Obviously these are important questions—and there’s clearly merit to criticisms that the FCC cherry-picked facts to support its views—but what’s received less attention is what the entire process may have revealed about the FCC.
As The Dallas Morning News pointed out in a spot-on editorial this morning, throughout the AT&T/T-Mobile review, the FCC has taken a narrow, “old-school” view of competition that is out of touch with the realities of the modern telecom business:
Simply declaring that a big telecom firm is getting bigger, that big is always bad and that jobs might be lost ignores the economics of scale and other technological and procedural efficiencies that lead to new products and services… In the long run, the ability to move data quickly and affordably translates into thousands of new jobs and more efficient commerce, both within telecommunications and other industries.
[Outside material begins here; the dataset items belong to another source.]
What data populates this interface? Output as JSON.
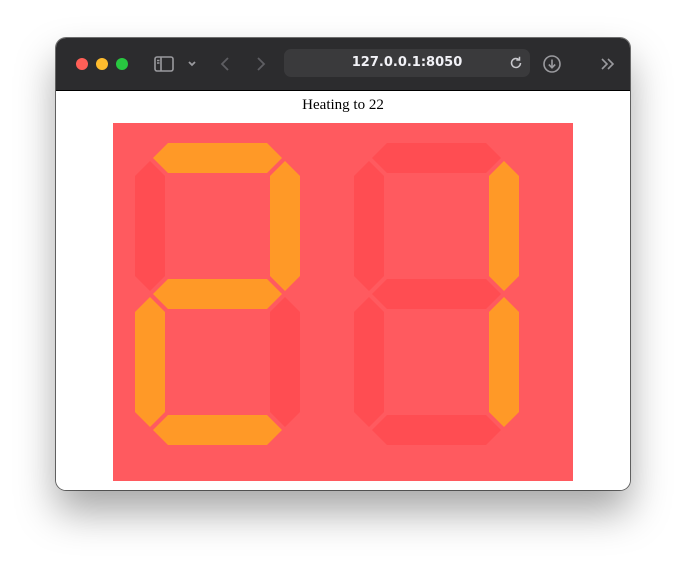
{
  "browser": {
    "url": "127.0.0.1:8050"
  },
  "page": {
    "status_text": "Heating to 22"
  },
  "display": {
    "digits": [
      "2",
      "1"
    ],
    "colors": {
      "background": "#ff5a5f",
      "segment_on": "#ff9927",
      "segment_off": "#ff4d52"
    }
  }
}
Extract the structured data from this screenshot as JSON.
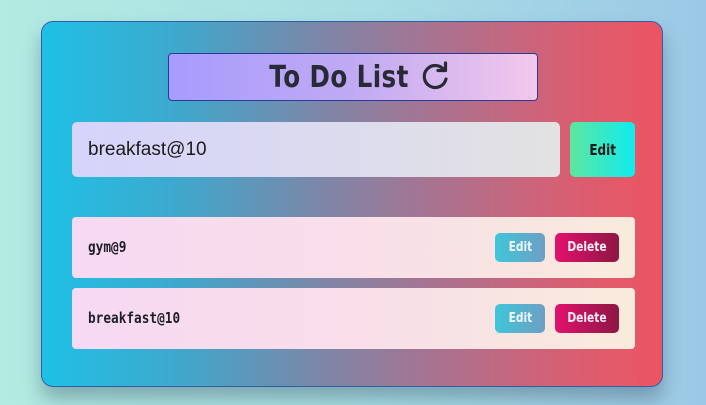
{
  "app": {
    "title": "To Do List",
    "refresh_icon": "refresh-icon"
  },
  "input": {
    "value": "breakfast@10",
    "placeholder": ""
  },
  "main_button": {
    "label": "Edit"
  },
  "todos": [
    {
      "text": "gym@9",
      "edit_label": "Edit",
      "delete_label": "Delete"
    },
    {
      "text": "breakfast@10",
      "edit_label": "Edit",
      "delete_label": "Delete"
    }
  ],
  "colors": {
    "card_start": "#1fc0e6",
    "card_end": "#ed5462",
    "edit_button": "#10ebee",
    "delete_button": "#e2116e",
    "item_edit_button": "#3fc6d8"
  }
}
Telecom innovation moves fast. It is hard for anyone to keep up. But that’s no excuse for the regulators charged with fostering a robust and competitive marketplace. We can not hold on to dated conceptions of competition or ideas about the telecom industry based on old “ACME steel” conceptions of mergers. This ignores the complexities of the world we are moving toward — where wireless competition comes from multiple places and an expanding list of players.
On Wednesday of this week the FCC released a report on broadband adoption which acknowledged that one third of Americans don’t have broadband at home, and warned that the U.S. is falling behind our global competition.
But as the AT&T/T-Mobile review reminds us, we are not going to catch up unless government, industry and all players can approach this brave new world in a way that stimulates investment and makes new ventures possible.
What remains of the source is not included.